Birkaç saat sonra telefonun sesine uyandı Bade. Uyuyakalmıştı. Heyecanla koştu telefona. Kübra hanım telefonu açtı ve kalakaldı. Yüzü bembeyaz kesilmişti bir anda. Gözleri dolu dolu bakıyordu badeciğe.

Perihan hanım ve Mehmet bey arabayla bir tırın altına girmiş, oracıkta vefat etmişlerdi. Kızlarına gitmeye çalışırken kızlarından gitmişlerdi.

Sonrası tam bir karmaşaydı Bade için. Apar topar yola çıkmışlardı. Önce bir hastahaneye gelmişlerdi, sonra bir
karakolda onu telkin etmeye çalışan polislerin arasında buluverdi kendisini. Annesini istiyordu. Uykusu gelmişti, huysuzlanmıştı. Ama annesi de babası da gelmiyordu bir türlü. Kızgındı ve yorgundu. Minik bedeni daha fazla bu tempoya dayanamadı.O gece ağlayarak uykuya daldı. 
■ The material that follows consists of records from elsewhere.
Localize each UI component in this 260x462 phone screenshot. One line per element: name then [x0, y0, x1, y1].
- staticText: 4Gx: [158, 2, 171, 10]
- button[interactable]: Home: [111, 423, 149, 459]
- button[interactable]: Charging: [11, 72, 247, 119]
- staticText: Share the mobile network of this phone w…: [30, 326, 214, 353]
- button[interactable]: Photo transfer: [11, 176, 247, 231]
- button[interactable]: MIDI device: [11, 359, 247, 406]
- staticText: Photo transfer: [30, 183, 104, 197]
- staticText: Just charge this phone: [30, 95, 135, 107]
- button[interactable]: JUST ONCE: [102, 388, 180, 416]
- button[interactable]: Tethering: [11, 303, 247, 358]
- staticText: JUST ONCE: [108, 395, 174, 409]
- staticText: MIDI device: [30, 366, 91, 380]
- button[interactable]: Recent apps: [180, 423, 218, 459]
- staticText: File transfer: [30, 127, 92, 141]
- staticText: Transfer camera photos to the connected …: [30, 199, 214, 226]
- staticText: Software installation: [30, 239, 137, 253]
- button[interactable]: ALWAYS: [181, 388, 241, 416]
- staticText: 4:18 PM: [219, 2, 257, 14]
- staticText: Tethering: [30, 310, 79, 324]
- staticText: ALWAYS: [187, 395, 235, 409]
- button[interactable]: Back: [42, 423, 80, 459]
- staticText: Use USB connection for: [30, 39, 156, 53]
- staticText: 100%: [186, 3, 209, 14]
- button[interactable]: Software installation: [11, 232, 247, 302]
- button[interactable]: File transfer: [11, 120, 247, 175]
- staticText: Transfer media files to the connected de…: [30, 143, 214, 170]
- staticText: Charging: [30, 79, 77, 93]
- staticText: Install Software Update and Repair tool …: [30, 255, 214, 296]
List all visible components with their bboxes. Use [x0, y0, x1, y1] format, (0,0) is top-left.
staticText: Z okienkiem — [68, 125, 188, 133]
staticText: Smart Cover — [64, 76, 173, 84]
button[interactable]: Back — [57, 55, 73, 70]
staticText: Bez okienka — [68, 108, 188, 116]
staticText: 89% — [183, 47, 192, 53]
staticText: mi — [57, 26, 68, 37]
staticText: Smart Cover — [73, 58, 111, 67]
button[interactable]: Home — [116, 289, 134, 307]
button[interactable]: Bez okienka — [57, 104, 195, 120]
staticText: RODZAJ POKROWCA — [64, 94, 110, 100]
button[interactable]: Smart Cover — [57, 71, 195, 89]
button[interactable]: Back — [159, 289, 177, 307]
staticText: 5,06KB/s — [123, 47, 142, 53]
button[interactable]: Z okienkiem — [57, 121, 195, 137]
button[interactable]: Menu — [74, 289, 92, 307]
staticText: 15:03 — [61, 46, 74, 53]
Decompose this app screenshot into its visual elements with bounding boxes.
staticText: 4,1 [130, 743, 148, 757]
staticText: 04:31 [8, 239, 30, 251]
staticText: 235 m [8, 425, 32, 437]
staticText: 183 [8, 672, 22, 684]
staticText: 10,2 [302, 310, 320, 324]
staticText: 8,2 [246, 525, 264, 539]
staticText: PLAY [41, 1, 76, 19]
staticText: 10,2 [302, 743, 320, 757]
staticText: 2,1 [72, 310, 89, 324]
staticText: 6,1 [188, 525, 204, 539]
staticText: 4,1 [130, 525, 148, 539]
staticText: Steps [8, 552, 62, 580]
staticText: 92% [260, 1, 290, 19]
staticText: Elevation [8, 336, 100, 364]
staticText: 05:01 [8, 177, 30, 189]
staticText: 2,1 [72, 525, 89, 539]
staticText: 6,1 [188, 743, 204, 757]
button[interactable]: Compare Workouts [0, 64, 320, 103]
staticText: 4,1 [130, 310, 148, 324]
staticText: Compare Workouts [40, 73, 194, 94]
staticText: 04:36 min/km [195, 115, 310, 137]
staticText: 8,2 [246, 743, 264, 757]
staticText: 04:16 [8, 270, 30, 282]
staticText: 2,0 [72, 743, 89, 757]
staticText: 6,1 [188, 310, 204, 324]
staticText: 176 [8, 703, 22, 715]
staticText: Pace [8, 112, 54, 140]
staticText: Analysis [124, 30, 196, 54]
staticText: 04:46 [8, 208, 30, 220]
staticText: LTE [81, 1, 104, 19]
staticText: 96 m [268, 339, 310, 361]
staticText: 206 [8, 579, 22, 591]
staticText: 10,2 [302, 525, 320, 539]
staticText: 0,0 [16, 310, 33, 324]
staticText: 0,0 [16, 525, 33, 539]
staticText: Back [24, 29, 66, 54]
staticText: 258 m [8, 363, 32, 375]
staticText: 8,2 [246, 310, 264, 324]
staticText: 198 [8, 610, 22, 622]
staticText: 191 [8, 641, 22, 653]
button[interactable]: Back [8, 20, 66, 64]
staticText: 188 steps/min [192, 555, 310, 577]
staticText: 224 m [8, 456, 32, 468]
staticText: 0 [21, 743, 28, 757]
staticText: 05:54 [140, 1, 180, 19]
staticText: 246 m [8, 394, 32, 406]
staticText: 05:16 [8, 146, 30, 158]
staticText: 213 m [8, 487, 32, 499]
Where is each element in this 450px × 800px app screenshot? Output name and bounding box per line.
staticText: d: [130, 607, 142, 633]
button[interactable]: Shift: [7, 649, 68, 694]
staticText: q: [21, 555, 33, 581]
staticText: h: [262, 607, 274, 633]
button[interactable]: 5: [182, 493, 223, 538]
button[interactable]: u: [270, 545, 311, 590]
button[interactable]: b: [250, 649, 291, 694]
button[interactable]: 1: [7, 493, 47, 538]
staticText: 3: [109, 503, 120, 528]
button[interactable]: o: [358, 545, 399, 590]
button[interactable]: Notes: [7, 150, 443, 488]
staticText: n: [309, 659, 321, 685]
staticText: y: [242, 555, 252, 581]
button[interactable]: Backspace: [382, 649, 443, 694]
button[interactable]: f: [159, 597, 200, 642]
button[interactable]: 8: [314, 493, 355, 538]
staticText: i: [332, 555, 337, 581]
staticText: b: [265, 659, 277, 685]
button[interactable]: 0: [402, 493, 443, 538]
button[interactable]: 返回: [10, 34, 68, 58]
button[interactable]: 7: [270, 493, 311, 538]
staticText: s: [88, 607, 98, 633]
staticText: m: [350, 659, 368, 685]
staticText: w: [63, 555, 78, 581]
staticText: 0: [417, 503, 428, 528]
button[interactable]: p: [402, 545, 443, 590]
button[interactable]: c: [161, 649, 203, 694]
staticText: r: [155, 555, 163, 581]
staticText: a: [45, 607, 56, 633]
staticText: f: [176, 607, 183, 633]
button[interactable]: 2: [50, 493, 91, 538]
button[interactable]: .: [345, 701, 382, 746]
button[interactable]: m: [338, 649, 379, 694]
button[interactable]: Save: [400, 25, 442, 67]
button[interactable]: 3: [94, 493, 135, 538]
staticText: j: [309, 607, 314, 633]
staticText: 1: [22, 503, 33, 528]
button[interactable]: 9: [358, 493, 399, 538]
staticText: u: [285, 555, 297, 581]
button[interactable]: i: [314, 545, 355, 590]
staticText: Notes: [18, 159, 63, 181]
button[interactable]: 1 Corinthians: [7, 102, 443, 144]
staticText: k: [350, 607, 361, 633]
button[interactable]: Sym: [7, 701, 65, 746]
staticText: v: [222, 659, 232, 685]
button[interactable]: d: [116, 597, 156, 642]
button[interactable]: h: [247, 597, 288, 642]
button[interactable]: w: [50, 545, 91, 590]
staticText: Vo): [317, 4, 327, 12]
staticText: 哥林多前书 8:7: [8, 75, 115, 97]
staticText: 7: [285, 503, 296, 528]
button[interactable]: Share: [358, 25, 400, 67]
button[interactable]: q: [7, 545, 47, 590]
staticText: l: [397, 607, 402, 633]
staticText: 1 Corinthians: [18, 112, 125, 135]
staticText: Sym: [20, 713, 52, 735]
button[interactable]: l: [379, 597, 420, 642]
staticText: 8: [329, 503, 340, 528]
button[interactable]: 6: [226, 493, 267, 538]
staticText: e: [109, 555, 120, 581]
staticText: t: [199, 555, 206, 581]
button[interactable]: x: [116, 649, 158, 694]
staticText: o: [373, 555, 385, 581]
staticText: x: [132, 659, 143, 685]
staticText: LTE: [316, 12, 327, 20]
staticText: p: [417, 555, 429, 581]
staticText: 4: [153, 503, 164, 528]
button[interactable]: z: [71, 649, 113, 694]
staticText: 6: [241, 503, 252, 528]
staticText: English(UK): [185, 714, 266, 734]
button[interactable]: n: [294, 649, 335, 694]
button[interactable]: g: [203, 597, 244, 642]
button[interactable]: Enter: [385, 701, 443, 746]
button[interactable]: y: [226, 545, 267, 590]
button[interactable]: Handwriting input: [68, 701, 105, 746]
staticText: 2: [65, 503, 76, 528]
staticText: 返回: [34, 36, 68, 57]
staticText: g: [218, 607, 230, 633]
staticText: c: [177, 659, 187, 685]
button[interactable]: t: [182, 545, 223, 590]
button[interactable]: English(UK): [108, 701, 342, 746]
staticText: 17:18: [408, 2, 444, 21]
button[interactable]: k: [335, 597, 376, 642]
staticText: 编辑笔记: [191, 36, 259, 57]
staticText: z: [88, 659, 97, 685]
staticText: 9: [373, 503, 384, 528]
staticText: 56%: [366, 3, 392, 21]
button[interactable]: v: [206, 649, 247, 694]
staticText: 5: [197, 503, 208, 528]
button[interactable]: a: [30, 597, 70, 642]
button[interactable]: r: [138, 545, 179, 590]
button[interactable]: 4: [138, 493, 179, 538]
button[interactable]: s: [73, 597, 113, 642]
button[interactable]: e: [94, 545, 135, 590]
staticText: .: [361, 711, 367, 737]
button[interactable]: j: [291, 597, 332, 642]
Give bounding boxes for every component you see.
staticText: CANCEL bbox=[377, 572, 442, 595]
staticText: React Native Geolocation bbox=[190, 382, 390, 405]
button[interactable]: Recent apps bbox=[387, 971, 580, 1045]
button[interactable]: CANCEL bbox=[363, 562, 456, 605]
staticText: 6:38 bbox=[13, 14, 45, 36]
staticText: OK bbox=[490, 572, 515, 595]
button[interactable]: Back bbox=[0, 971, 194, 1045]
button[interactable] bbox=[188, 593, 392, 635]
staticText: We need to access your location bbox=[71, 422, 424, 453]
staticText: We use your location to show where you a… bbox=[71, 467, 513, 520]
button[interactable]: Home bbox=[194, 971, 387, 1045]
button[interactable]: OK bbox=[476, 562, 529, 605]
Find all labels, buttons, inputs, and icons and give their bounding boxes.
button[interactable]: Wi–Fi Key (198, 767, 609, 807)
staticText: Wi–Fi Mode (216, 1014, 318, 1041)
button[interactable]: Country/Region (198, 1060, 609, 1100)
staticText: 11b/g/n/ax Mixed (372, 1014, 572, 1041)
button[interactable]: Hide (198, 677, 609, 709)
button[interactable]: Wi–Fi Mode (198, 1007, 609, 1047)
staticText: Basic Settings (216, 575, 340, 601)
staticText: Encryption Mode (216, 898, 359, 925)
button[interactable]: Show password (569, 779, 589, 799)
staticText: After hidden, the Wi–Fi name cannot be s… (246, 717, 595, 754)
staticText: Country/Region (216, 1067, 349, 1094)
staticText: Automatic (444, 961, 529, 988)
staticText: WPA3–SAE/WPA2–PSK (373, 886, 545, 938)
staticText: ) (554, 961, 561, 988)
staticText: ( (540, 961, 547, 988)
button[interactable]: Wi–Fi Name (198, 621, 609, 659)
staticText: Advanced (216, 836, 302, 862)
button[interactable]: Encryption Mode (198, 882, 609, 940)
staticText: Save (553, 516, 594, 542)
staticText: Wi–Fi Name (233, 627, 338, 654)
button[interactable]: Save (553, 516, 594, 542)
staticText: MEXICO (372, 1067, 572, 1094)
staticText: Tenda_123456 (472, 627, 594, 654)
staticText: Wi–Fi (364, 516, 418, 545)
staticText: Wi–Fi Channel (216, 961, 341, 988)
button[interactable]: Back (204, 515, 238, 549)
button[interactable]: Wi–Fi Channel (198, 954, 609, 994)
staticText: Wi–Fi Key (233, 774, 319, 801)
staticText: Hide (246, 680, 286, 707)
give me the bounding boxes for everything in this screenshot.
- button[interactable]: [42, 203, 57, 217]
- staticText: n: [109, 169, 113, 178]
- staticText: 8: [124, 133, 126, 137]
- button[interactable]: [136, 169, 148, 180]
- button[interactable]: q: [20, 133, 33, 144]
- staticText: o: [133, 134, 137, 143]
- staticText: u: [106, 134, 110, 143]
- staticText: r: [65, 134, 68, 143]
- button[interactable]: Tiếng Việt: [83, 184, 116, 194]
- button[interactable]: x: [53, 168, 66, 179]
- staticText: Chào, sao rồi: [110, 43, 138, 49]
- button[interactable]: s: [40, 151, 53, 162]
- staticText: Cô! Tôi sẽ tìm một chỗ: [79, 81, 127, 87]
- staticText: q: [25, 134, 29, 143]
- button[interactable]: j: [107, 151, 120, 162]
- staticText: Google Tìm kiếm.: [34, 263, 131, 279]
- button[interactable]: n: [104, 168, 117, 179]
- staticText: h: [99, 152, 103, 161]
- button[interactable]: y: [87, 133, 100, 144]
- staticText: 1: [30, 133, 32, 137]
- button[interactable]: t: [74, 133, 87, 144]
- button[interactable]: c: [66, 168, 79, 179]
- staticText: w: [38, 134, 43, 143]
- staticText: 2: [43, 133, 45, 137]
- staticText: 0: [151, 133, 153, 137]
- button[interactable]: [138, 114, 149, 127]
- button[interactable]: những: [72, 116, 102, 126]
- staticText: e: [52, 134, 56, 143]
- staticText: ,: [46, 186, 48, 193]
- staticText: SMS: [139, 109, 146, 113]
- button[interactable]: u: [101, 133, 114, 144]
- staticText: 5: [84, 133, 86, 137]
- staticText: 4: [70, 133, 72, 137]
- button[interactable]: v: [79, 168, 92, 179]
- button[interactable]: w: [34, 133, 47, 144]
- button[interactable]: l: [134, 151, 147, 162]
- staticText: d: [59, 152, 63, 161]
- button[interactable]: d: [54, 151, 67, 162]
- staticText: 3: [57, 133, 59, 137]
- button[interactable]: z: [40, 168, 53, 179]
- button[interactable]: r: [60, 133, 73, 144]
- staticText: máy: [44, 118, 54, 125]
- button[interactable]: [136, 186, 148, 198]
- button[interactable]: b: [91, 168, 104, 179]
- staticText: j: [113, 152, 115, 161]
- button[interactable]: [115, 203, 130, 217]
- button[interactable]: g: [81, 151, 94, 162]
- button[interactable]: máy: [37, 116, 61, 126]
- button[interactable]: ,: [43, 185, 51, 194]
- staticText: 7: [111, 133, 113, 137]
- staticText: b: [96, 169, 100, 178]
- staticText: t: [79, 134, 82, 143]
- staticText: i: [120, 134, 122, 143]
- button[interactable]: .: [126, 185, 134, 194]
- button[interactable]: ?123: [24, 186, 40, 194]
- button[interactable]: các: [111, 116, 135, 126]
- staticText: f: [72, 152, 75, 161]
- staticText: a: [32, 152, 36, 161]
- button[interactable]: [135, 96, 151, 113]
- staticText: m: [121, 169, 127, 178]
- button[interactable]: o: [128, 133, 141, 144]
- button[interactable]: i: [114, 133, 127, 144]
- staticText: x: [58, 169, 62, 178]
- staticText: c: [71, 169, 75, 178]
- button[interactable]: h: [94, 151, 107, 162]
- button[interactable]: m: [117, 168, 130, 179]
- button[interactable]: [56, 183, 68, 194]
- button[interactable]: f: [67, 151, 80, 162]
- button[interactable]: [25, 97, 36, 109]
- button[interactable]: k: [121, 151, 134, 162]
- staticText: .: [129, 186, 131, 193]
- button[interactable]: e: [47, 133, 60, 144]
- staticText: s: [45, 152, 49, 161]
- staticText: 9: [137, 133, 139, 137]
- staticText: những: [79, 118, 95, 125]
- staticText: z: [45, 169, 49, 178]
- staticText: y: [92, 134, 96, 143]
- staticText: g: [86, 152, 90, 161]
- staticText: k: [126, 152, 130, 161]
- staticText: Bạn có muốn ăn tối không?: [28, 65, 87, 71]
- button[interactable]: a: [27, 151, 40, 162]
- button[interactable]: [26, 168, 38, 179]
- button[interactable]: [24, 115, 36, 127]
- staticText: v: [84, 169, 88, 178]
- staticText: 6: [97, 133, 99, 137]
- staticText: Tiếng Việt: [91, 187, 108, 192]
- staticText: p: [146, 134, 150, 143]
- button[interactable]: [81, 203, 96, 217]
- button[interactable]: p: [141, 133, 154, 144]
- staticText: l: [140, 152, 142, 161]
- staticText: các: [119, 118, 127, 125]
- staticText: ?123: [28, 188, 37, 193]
Sabah gözlerini açtığında yanında teyzesini buldu. Gözleri kan çanağı, yanakları ıslaktı. Acı ve şefkat karışımı bir duyguyla bakıyordu yeğenine. Sımsıkı sarıldı, kokladı, öptü uzun uzun. Şenay hanım sanki kardeşinin acısını dindirmek için bağrına basıyordu yeğenini.

"Annem nerde? Babam nerde? Gelmediler mi daha?" Diye sorunca Şenay hanımın gözlerinden yaşlar ip gibi akmaya başladı. Bir süre öylece baktı yüzüne yeğeninin, sonra doğruldu, elinden sımsıkı tutup " haydi gel Bade, sana annenlerin nerede olduğunu anlatayım" dedi ve bu iki yalnız, yalnızlıklarından bir aile kurmak için yola çıktılar.